Stylistic traits such as the pose of Saint Michael, his face and hairstyle, and the grooved halo, all point to the work of the so-called Maestro de los Florida, whose name piece is the retable of The Coronation of the Virgin, c. 1480–90, for the chapel of the Counts of La Florida in Teruel cathedral, Aragon.2 An image of Saint Michael from that work, flanking the altarpiece’s central compartment, makes a convincing comparison with the present piece, which, given the three-quarter aspect of the saint, is also likely to have formed part of a large, multi-panelled retable for a south-eastern Aragonese church. Another panel of similar format showing Saint Bartholomew has been connected to the present work (formerly private collection, Seville), as well as a Saint Catherine now in the sacristy of the church of Ródenas (Teruel).3 The Teruel cathedral panel was dated somewhat later than the present work by José Camón Aznar, while more recently, Velasco Gonzàlez has proposed a dating for both of about 1460–73.4
The Maestro de los Florida has been linked both to a certain Juan del Villar,5 and more convincingly to Juan de Bonilla. First documented as working in Teruel, Juan de Bonilla is known to have collaborated with leading painters from elsewhere in Aragon, including Miguel Ximénez of Zaragosa and the great Bartolomé Bermejo, whose earliest documented painting housed today at the National Gallery, London, is arguably the most masterful treatment of this subject in Spanish Renaissance painting.

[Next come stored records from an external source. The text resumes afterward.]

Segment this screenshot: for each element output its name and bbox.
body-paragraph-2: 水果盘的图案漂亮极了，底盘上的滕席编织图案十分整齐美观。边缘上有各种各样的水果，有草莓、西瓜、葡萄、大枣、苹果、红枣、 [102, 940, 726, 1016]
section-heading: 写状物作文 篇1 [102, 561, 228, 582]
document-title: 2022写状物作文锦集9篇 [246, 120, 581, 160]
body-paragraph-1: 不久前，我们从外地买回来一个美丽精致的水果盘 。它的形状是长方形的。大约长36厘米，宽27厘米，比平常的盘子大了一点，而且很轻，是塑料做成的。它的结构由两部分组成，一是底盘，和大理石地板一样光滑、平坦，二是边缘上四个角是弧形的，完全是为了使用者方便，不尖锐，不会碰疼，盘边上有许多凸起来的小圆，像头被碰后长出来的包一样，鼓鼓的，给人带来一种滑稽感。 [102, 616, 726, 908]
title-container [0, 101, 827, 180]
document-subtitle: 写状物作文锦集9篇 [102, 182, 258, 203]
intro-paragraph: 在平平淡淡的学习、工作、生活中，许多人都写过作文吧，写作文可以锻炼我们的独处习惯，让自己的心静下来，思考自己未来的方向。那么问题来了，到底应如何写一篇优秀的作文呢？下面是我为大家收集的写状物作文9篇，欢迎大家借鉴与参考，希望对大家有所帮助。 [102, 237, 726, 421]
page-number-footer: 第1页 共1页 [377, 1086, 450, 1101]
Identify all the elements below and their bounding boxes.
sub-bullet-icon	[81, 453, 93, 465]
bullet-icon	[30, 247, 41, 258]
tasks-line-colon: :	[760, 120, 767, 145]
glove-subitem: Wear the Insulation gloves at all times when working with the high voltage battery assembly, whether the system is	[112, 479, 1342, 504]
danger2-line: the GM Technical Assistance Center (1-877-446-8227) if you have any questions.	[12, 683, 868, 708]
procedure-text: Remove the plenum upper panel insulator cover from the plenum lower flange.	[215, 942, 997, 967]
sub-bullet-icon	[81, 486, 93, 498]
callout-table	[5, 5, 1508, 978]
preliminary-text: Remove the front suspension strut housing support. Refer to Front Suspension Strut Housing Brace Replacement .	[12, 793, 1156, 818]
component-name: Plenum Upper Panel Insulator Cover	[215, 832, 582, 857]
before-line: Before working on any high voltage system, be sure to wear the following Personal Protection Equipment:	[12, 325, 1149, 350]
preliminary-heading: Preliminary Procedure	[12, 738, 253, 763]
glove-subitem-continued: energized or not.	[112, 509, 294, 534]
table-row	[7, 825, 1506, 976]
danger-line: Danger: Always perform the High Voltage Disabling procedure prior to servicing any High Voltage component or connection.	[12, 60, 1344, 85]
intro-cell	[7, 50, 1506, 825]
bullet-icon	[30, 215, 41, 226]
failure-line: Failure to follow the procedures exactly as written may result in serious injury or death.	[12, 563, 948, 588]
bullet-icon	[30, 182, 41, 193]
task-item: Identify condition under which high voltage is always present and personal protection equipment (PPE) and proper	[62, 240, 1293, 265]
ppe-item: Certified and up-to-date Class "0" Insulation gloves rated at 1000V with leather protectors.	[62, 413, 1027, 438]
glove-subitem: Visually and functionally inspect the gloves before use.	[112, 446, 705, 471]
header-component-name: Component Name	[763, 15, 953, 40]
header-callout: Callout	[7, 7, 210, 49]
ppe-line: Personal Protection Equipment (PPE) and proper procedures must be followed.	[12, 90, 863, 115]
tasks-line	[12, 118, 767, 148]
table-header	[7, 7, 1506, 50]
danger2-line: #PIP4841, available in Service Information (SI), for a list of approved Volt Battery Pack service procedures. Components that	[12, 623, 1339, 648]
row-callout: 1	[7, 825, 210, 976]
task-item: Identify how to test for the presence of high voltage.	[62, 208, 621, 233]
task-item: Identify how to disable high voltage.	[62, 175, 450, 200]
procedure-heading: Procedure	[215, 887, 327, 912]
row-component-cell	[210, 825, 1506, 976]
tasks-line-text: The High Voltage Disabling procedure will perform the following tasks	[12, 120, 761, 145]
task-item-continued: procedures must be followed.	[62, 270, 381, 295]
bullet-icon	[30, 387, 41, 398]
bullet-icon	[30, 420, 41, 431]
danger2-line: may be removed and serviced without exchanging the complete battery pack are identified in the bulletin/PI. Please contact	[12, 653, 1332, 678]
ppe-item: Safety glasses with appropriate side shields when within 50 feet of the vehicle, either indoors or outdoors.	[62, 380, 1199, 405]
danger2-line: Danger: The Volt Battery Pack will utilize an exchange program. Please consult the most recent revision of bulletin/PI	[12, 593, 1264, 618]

We are grateful to Dr Antoni José i Pitarch, Professor in Art History, Universitat de Barcelona, for endorsing the attribution to the Maestro de los Florida on the basis of a photograph.
1 F. Mañas Ballestín, Pintura gótica aragonesa, Zaragosa 1979, pp. 156–58.
2 For an in-depth study of the Coronation altarpiece, see T. Mezquita Mesa, ‘El retablo hispano-flamenco de La Coronación (Catedral de Teruel)’, Teruel: Revista del Instituto de Estudios Turolenses, 1982, 67, pp. 73–118.
3 Velasco Gonzàlez in London and Madrid 2019–20, p. 107.
4 J. Camón Aznar, Pintura medieval Española, Madrid 1966, p. 545; and Velasco Gonzàlez in London and Madrid 2019–20, p. 107.
5 C.L. de la Vega, Identificación de Juan del Villa como ‘Maestro de la Florida’, Teruel 1974.